A report recently claimed that the verdict which had been rendered in February 2015 where the company had to pay $532.9 million can now be avoided as it puts the Apple in a good position due to the invalidation of two more Smartflash patents. It has been found by a trio of US Patent and Trademark Office judges that patents should not have been issued.
This is due to the fact that the concept of paying and storing data is one that is considered as abstract and is not an invention in specif. This was noted by Bloomberg recently. In March, a similar decision had been taken in regards to the 3rd Smartflash patent. The matter can still be brought by Smartflash for the Federal Circuit to the Patient Trial and Appeal board or even the U.S. Court of Appeals. The validity of the patents is already been examined by the latter to check and see if the company had actually violated them, this is because an appeal had already been made earlier by that company in regards to the trial verdict.

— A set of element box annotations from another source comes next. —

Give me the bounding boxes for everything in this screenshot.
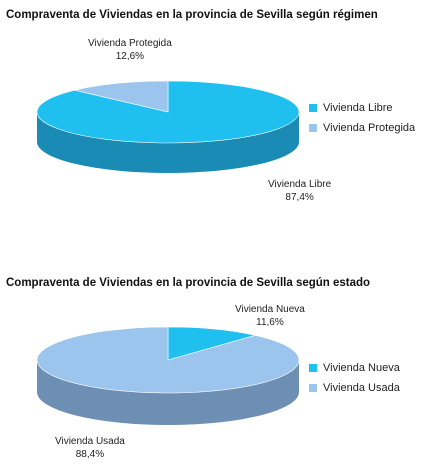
data-label-vivienda-protegida: Vivienda Protegida 12,6%	[88, 37, 172, 63]
data-label-name: Vivienda Libre	[268, 179, 332, 190]
pie-top-faces	[36, 326, 300, 394]
pie-plot	[36, 326, 300, 425]
pie-slice-vivienda-libre	[36, 80, 300, 144]
pie-slice-side	[37, 360, 299, 425]
legend-swatch	[309, 384, 317, 392]
pie-side-walls	[37, 112, 299, 173]
data-label-name: Vivienda Protegida	[88, 38, 172, 49]
data-label-value: 11,6%	[256, 317, 284, 328]
pie-chart-regimen: Compraventa de Viviendas en la provincia…	[0, 0, 429, 230]
pie-slice-vivienda-nueva	[167, 326, 256, 361]
legend: Vivienda Nueva Vivienda Usada	[309, 358, 400, 398]
legend-item-vivienda-nueva: Vivienda Nueva	[309, 358, 400, 378]
legend-item-vivienda-usada: Vivienda Usada	[309, 378, 400, 398]
pie-side-walls	[37, 360, 299, 425]
legend: Vivienda Libre Vivienda Protegida	[309, 98, 415, 138]
data-label-vivienda-usada: Vivienda Usada 88,4%	[55, 435, 125, 461]
data-label-name: Vivienda Nueva	[235, 304, 305, 315]
pie-slice-side	[37, 112, 299, 173]
legend-label: Vivienda Usada	[323, 382, 400, 394]
data-label-vivienda-libre: Vivienda Libre 87,4%	[268, 178, 331, 204]
legend-label: Vivienda Protegida	[323, 122, 416, 134]
legend-swatch	[309, 124, 317, 132]
legend-label: Vivienda Nueva	[323, 362, 400, 374]
legend-item-vivienda-libre: Vivienda Libre	[309, 98, 415, 118]
data-label-vivienda-nueva: Vivienda Nueva 11,6%	[235, 303, 305, 329]
data-label-value: 87,4%	[285, 192, 314, 203]
pie-slice-vivienda-protegida	[74, 80, 169, 113]
data-label-value: 88,4%	[75, 449, 105, 460]
legend-swatch	[309, 364, 317, 372]
data-label-name: Vivienda Usada	[55, 436, 125, 447]
legend-label: Vivienda Libre	[323, 102, 393, 114]
pie-plot	[36, 80, 300, 173]
pie-top-faces	[36, 80, 300, 144]
legend-item-vivienda-protegida: Vivienda Protegida	[309, 118, 415, 138]
pie-chart-estado: Compraventa de Viviendas en la provincia…	[0, 268, 429, 468]
pie-slice-vivienda-usada	[36, 326, 300, 394]
chart-title: Compraventa de Viviendas en la provincia…	[6, 277, 371, 289]
legend-swatch	[309, 104, 317, 112]
data-label-value: 12,6%	[115, 51, 145, 62]
chart-title: Compraventa de Viviendas en la provincia…	[6, 9, 378, 21]
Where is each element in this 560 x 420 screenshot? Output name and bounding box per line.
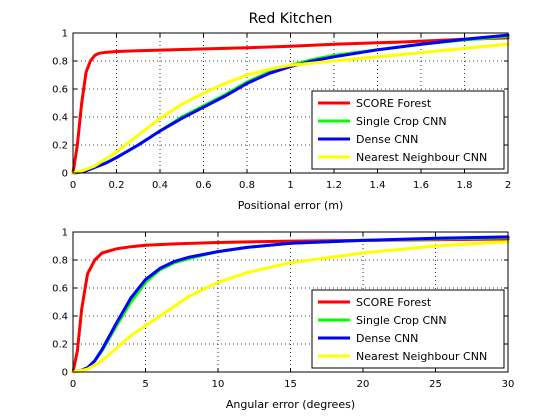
- x-tick-label: 30: [502, 379, 515, 390]
- x-tick-label: 0.2: [109, 180, 125, 191]
- y-tick-label: 0.8: [52, 256, 68, 267]
- series-line-0: [71, 36, 510, 175]
- legend-label-2: Dense CNN: [356, 133, 418, 146]
- x-tick-label: 1.4: [370, 180, 386, 191]
- x-tick-label: 15: [284, 379, 297, 390]
- x-tick-label: 0.6: [196, 180, 212, 191]
- x-tick-label: 0.8: [239, 180, 255, 191]
- axes-box: [72, 231, 509, 373]
- x-tick-label: 1: [287, 180, 293, 191]
- y-tick-label: 0.8: [52, 57, 68, 68]
- x-tick-label: 2: [505, 180, 511, 191]
- legend: SCORE Forest Single Crop CNN Dense CNN Near…: [311, 289, 505, 369]
- legend-label-1: Single Crop CNN: [356, 314, 447, 327]
- x-tick-label: 1.8: [457, 180, 473, 191]
- y-tick-label: 0.4: [52, 312, 68, 323]
- x-tick-label: 1.2: [326, 180, 342, 191]
- y-tick-label: 0.2: [52, 340, 68, 351]
- legend-label-2: Dense CNN: [356, 332, 418, 345]
- x-axis-label: Positional error (m): [238, 199, 344, 212]
- legend-label-3: Nearest Neighbour CNN: [356, 350, 487, 363]
- y-tick-label: 0.6: [52, 284, 68, 295]
- x-axis-label: Angular error (degrees): [226, 398, 355, 411]
- legend-label-1: Single Crop CNN: [356, 115, 447, 128]
- chart-positional-error: 0 0.2 0.4 0.6 0.8 1 1.2 1.4 1.6 1.8 2 0 0.2 0.4 0.6 0.8…: [52, 11, 511, 212]
- series-line-2: [71, 235, 510, 374]
- x-tick-label: 0.4: [152, 180, 168, 191]
- legend: SCORE Forest Single Crop CNN Dense CNN Near…: [311, 90, 505, 170]
- y-tick-label: 0.2: [52, 141, 68, 152]
- x-tick-label: 0: [70, 180, 76, 191]
- y-tick-label: 0: [62, 368, 68, 379]
- chart-angular-error: 0 5 10 15 20 25 30 0 0.2 0.4 0.6 0.8 1 Angular error …: [52, 228, 514, 412]
- x-tick-label: 20: [357, 379, 370, 390]
- series-line-2: [71, 33, 510, 175]
- y-tick-label: 1: [62, 228, 68, 239]
- y-tick-label: 0.4: [52, 113, 68, 124]
- x-tick-label: 25: [429, 379, 442, 390]
- x-tick-label: 0: [70, 379, 76, 390]
- legend-label-0: SCORE Forest: [356, 296, 432, 309]
- chart-title: Red Kitchen: [249, 11, 333, 27]
- x-tick-label: 1.6: [413, 180, 429, 191]
- y-tick-label: 1: [62, 29, 68, 40]
- legend-label-3: Nearest Neighbour CNN: [356, 151, 487, 164]
- legend-label-0: SCORE Forest: [356, 97, 432, 110]
- axes-box: [72, 32, 509, 174]
- x-tick-label: 10: [212, 379, 225, 390]
- series-line-3: [71, 42, 510, 175]
- y-tick-label: 0.6: [52, 85, 68, 96]
- x-tick-label: 5: [142, 379, 148, 390]
- y-tick-label: 0: [62, 169, 68, 180]
- series-line-3: [71, 240, 510, 374]
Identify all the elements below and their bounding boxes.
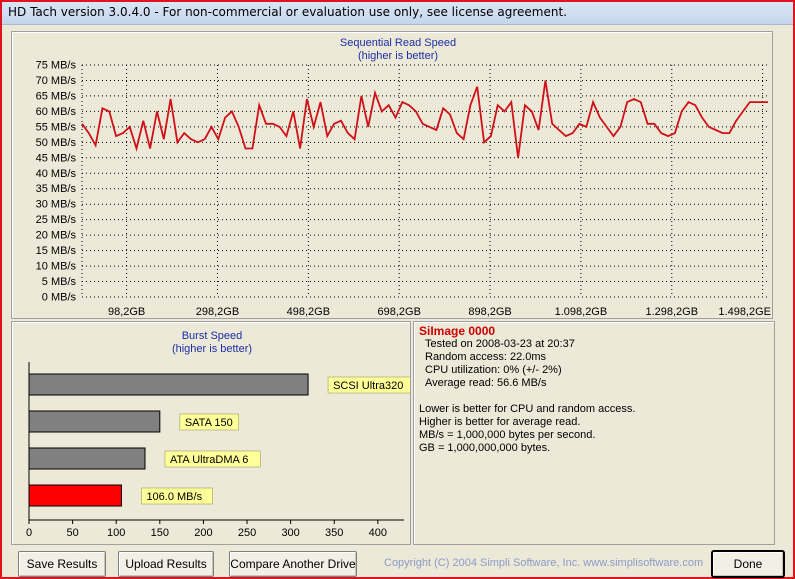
burst-x-tick-label: 200 [194, 527, 212, 539]
note-line: MB/s = 1,000,000 bytes per second. [419, 429, 596, 441]
seq-y-tick-label: 65 MB/s [36, 90, 77, 102]
seq-y-tick-label: 45 MB/s [36, 152, 77, 164]
burst-label-box [141, 487, 213, 505]
burst-bar-label: 106.0 MB/s [146, 491, 202, 503]
burst-bar-label: SCSI Ultra320 [333, 380, 403, 392]
burst-bar [28, 410, 161, 433]
seq-chart-subtitle: (higher is better) [358, 50, 438, 62]
seq-y-tick-label: 20 MB/s [36, 230, 77, 242]
seq-y-tick-label: 15 MB/s [36, 245, 77, 257]
sequential-read-line [81, 80, 768, 158]
done-button[interactable]: Done [712, 551, 784, 577]
burst-x-tick-label: 350 [325, 527, 343, 539]
title-bar[interactable]: HD Tach version 3.0.4.0 - For non-commer… [2, 2, 793, 25]
seq-y-tick-label: 55 MB/s [36, 121, 77, 133]
note-line: Higher is better for average read. [419, 416, 581, 428]
burst-bar-label: SATA 150 [185, 417, 233, 429]
burst-x-tick-label: 400 [369, 527, 387, 539]
burst-speed-panel: Burst Speed (higher is better) 0 50 100 150… [11, 321, 411, 545]
save-results-button[interactable]: Save Results [18, 551, 106, 577]
burst-bar [28, 484, 122, 507]
upload-results-button[interactable]: Upload Results [118, 551, 214, 577]
burst-x-tick-label: 0 [26, 527, 32, 539]
seq-y-tick-label: 40 MB/s [36, 168, 77, 180]
cpu-utilization: CPU utilization: 0% (+/- 2%) [425, 364, 562, 376]
burst-speed-chart: Burst Speed (higher is better) 0 50 100 150… [26, 330, 410, 539]
seq-y-tick-label: 50 MB/s [36, 137, 77, 149]
sequential-read-chart: Sequential Read Speed (higher is better)… [36, 37, 771, 318]
drive-name: SiImage 0000 [419, 324, 496, 338]
burst-label-box [327, 376, 410, 394]
seq-y-tick-label: 10 MB/s [36, 261, 77, 273]
copyright-text: Copyright (C) 2004 Simpli Software, Inc.… [384, 557, 704, 569]
seq-x-tick-label: 498,2GB [287, 306, 330, 318]
note-line: Lower is better for CPU and random acces… [419, 403, 636, 415]
client-area: Sequential Read Speed (higher is better)… [2, 25, 793, 577]
burst-x-tick-label: 100 [107, 527, 125, 539]
seq-x-tick-label: 1.098,2GB [555, 306, 608, 318]
seq-y-tick-label: 35 MB/s [36, 183, 77, 195]
seq-y-tick-label: 0 MB/s [42, 292, 77, 304]
seq-y-tick-label: 5 MB/s [42, 276, 77, 288]
seq-y-tick-label: 30 MB/s [36, 199, 77, 211]
tested-on: Tested on 2008-03-23 at 20:37 [425, 338, 575, 350]
burst-chart-title: Burst Speed [182, 330, 243, 342]
seq-y-tick-label: 25 MB/s [36, 214, 77, 226]
seq-y-tick-label: 60 MB/s [36, 106, 77, 118]
burst-x-tick-label: 150 [151, 527, 169, 539]
seq-x-tick-label: 98,2GB [108, 306, 145, 318]
compare-another-drive-button[interactable]: Compare Another Drive [229, 551, 357, 577]
random-access: Random access: 22.0ms [425, 351, 547, 363]
note-line: GB = 1,000,000,000 bytes. [419, 442, 551, 454]
drive-info-panel: SiImage 0000 Tested on 2008-03-23 at 20:… [413, 321, 775, 545]
burst-label-box [179, 413, 239, 431]
burst-label-box [164, 450, 261, 468]
seq-y-tick-label: 70 MB/s [36, 75, 77, 87]
burst-chart-subtitle: (higher is better) [172, 343, 252, 355]
seq-x-tick-label: 1.498,2GE [718, 306, 771, 318]
seq-x-tick-label: 1.298,2GB [645, 306, 698, 318]
seq-x-tick-label: 698,2GB [377, 306, 420, 318]
seq-chart-title: Sequential Read Speed [340, 37, 456, 49]
seq-y-tick-label: 75 MB/s [36, 60, 77, 72]
burst-bar [28, 447, 146, 470]
seq-x-tick-label: 898,2GB [468, 306, 511, 318]
sequential-read-panel: Sequential Read Speed (higher is better)… [11, 31, 773, 319]
average-read: Average read: 56.6 MB/s [425, 377, 547, 389]
burst-bar-label: ATA UltraDMA 6 [170, 454, 248, 466]
window-title: HD Tach version 3.0.4.0 - For non-commer… [8, 5, 567, 19]
seq-x-tick-label: 298,2GB [196, 306, 239, 318]
burst-x-tick-label: 50 [66, 527, 78, 539]
burst-x-tick-label: 250 [238, 527, 256, 539]
burst-x-tick-label: 300 [281, 527, 299, 539]
burst-bar [28, 373, 309, 396]
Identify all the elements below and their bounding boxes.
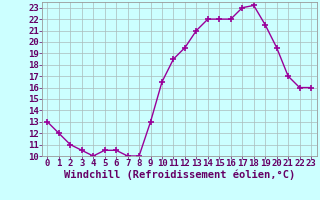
X-axis label: Windchill (Refroidissement éolien,°C): Windchill (Refroidissement éolien,°C) bbox=[64, 169, 295, 180]
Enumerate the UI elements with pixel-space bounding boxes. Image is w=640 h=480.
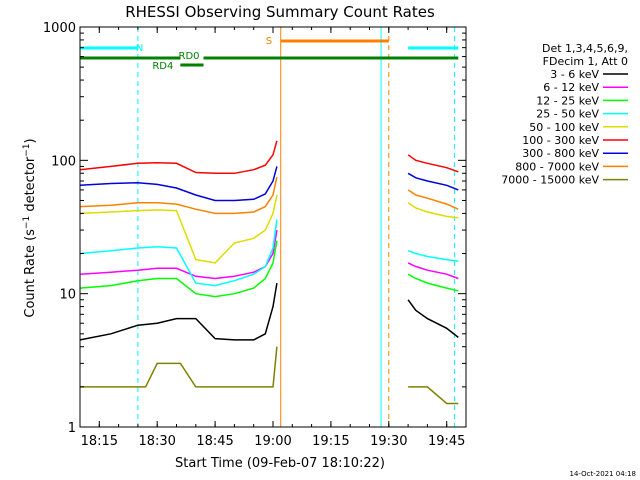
y-axis-label-part: ) [23,138,38,143]
legend-entry-label: 100 - 300 keV [522,134,599,147]
y-axis-label-part: −1 [22,216,32,229]
y-tick-label: 100 [51,154,76,169]
x-tick-label: 19:30 [370,434,407,449]
legend-header: FDecim 1, Att 0 [543,55,628,68]
legend-entry-label: 3 - 6 keV [550,68,599,81]
footer-timestamp: 14-Oct-2021 04:18 [570,470,636,478]
x-tick-label: 18:45 [196,434,233,449]
series-line [80,141,458,174]
x-tick-label: 19:45 [428,434,465,449]
legend-entry-label: 12 - 25 keV [536,94,599,107]
x-tick-label: 19:15 [312,434,349,449]
legend-entry-label: 300 - 800 keV [522,147,599,160]
annotation-label-rd0: RD0 [179,51,200,62]
y-tick-label: 10 [59,288,76,303]
legend-entry-label: 25 - 50 keV [536,108,599,121]
chart-title: RHESSI Observing Summary Count Rates [125,3,435,21]
x-tick-label: 18:30 [138,434,175,449]
x-tick-label: 18:15 [81,434,118,449]
legend-entry-label: 50 - 100 keV [529,121,599,134]
y-axis-label-part: detector [23,156,38,216]
annotation-label-rd4: RD4 [152,61,173,72]
y-tick-label: 1000 [43,21,76,36]
series-line [80,283,458,340]
legend-header: Det 1,3,4,5,6,9, [542,42,628,55]
legend-entry-label: 6 - 12 keV [543,81,599,94]
x-axis-label: Start Time (09-Feb-07 18:10:22) [175,456,385,471]
y-axis-label-part: Count Rate (s [23,229,38,318]
legend: Det 1,3,4,5,6,9,FDecim 1, Att 03 - 6 keV… [501,42,628,187]
series-line [80,220,458,286]
annotation-label-n: N [136,43,143,54]
annotation-label-s: S [266,36,272,47]
y-tick-label: 1 [68,421,76,436]
legend-entry-label: 800 - 7000 keV [515,160,599,173]
series-line [80,166,458,200]
series-line [80,241,458,297]
x-tick-label: 19:00 [254,434,291,449]
plot-area: N S RD0 RD4 18:15 18:30 18:45 19:00 19:15 19:30 19… [43,21,466,449]
series-line [80,195,458,263]
legend-entry-label: 7000 - 15000 keV [501,174,599,187]
y-axis-label-part: −1 [22,143,32,156]
series-line [80,347,458,404]
y-axis-label: Count Rate (s−1 detector−1) [22,138,38,317]
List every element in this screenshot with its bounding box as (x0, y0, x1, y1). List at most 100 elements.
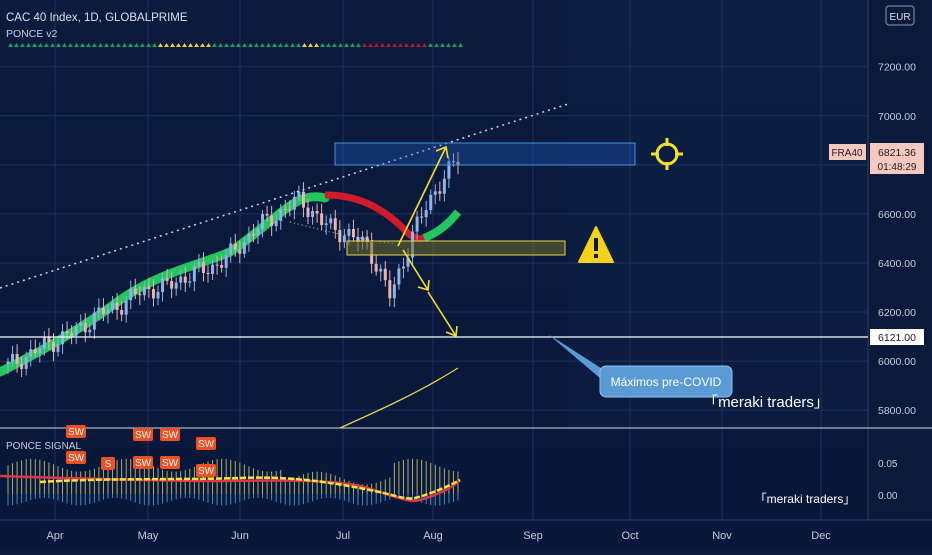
dot-marker (80, 43, 85, 47)
callout-pointer (548, 334, 607, 384)
time-axis-label: Jun (231, 530, 249, 542)
candle-body (433, 191, 437, 195)
dot-marker (68, 43, 73, 47)
signal-pane (0, 458, 461, 506)
dot-marker (368, 43, 373, 47)
signal-marker[interactable]: S (101, 457, 115, 470)
dot-marker (326, 43, 331, 47)
signal-marker[interactable]: SW (160, 428, 180, 441)
candle-body (429, 194, 433, 211)
symbol-tag-box (829, 144, 866, 160)
candle-body (329, 218, 333, 224)
dot-marker (338, 43, 343, 47)
signal-marker[interactable]: SW (160, 456, 180, 469)
candle-body (188, 281, 192, 283)
signal-marker[interactable]: SW (66, 451, 86, 464)
target-zone-box[interactable] (334, 142, 636, 166)
dot-marker (458, 43, 463, 47)
dot-marker (38, 43, 43, 47)
dot-marker (344, 43, 349, 47)
dot-marker (8, 43, 13, 47)
candle-body (211, 264, 215, 275)
dot-marker (314, 43, 319, 47)
dot-marker (254, 43, 259, 47)
dot-marker (422, 43, 427, 47)
dot-marker (134, 43, 139, 47)
candle-body (79, 322, 83, 327)
candle-body (29, 349, 33, 357)
candle-body (274, 220, 278, 227)
candle-body (424, 210, 428, 218)
last-price-value: 6821.36 (878, 147, 916, 159)
dotted-support (289, 221, 396, 245)
signal-marker[interactable]: SW (133, 428, 153, 441)
indicator-title[interactable]: PONCE v2 (6, 28, 58, 40)
price-tick-label: 7200.00 (878, 62, 916, 74)
candle-body (256, 228, 260, 236)
dot-marker (380, 43, 385, 47)
dot-marker (434, 43, 439, 47)
candle-body (165, 278, 169, 281)
signal-pane-title[interactable]: PONCE SIGNAL (6, 441, 81, 452)
currency-button[interactable] (885, 5, 915, 26)
price-tick-label: 6600.00 (878, 209, 916, 221)
time-axis-label: May (138, 530, 159, 542)
currency-label: EUR (889, 12, 910, 23)
dot-marker (152, 43, 157, 47)
last-price-tag (870, 143, 924, 174)
support-zone-box[interactable] (346, 240, 566, 256)
dot-marker (116, 43, 121, 47)
candle-body (338, 229, 342, 243)
dot-marker (110, 43, 115, 47)
signal-marker[interactable]: SW (133, 456, 153, 469)
candle-body (447, 161, 451, 179)
candle-body (201, 262, 205, 273)
candle-body (265, 214, 269, 216)
candle-body (47, 337, 51, 343)
dot-marker (104, 43, 109, 47)
dot-marker (398, 43, 403, 47)
candle-body (151, 288, 155, 299)
dot-marker (98, 43, 103, 47)
dot-marker (266, 43, 271, 47)
dot-marker (92, 43, 97, 47)
candle-body (301, 191, 305, 208)
candle-body (388, 280, 392, 299)
dot-marker (416, 43, 421, 47)
candle-body (283, 208, 287, 210)
ponce-dots-row (8, 43, 463, 47)
candle-body (401, 266, 405, 269)
countdown-value: 01:48:29 (878, 162, 917, 173)
signal-markers: SW SW SW SW SW S SW SW SW (66, 425, 216, 477)
candle-body (33, 349, 37, 354)
candle-body (147, 286, 151, 289)
symbol-title[interactable]: CAC 40 Index, 1D, GLOBALPRIME (6, 12, 188, 24)
dot-marker (26, 43, 31, 47)
candle-body (333, 218, 337, 230)
candle-body (142, 286, 146, 296)
svg-text:SW: SW (68, 427, 85, 438)
candle-body (220, 265, 224, 268)
price-axis-bg (868, 0, 932, 520)
signal-marker[interactable]: SW (196, 437, 216, 450)
candle-body (442, 178, 446, 194)
signal-line-yellow (39, 476, 461, 500)
svg-text:SW: SW (162, 458, 179, 469)
projection-arrows[interactable] (397, 145, 458, 338)
dot-marker (140, 43, 145, 47)
signal-marker[interactable]: SW (66, 425, 86, 438)
dot-marker (146, 43, 151, 47)
dot-marker (14, 43, 19, 47)
price-tick-label: 5800.00 (878, 405, 916, 417)
dot-marker (218, 43, 223, 47)
grid-lines (0, 0, 868, 520)
price-tick-label: 6400.00 (878, 258, 916, 270)
signal-marker[interactable]: SW (196, 464, 216, 477)
signal-tick-0: 0.05 (878, 459, 898, 470)
callout-box[interactable] (599, 365, 733, 398)
candle-body (215, 264, 219, 266)
candle-body (320, 213, 324, 225)
svg-text:SW: SW (198, 466, 215, 477)
candle-body (51, 342, 55, 352)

Smartflash on its arguments has been banking on an unconnected case ruling as it had been found that not every software is inherently abstract. In order to recalculate the damages, both the parties are going back for a trial. This is die to improper instructions that was provided by the judge to the jury during the original trial. Smartflash had accused Apple of violating the patents though services like App Store and iTunes Store. During the fight of the case, Apple’s point of argument was pertaining to the fact that the U.S patent system was being exploited by Smartflash without having a domestic presence or any kind of product. Only time will tell what the outcome will be, however the developments of this will be updated as and when it is out.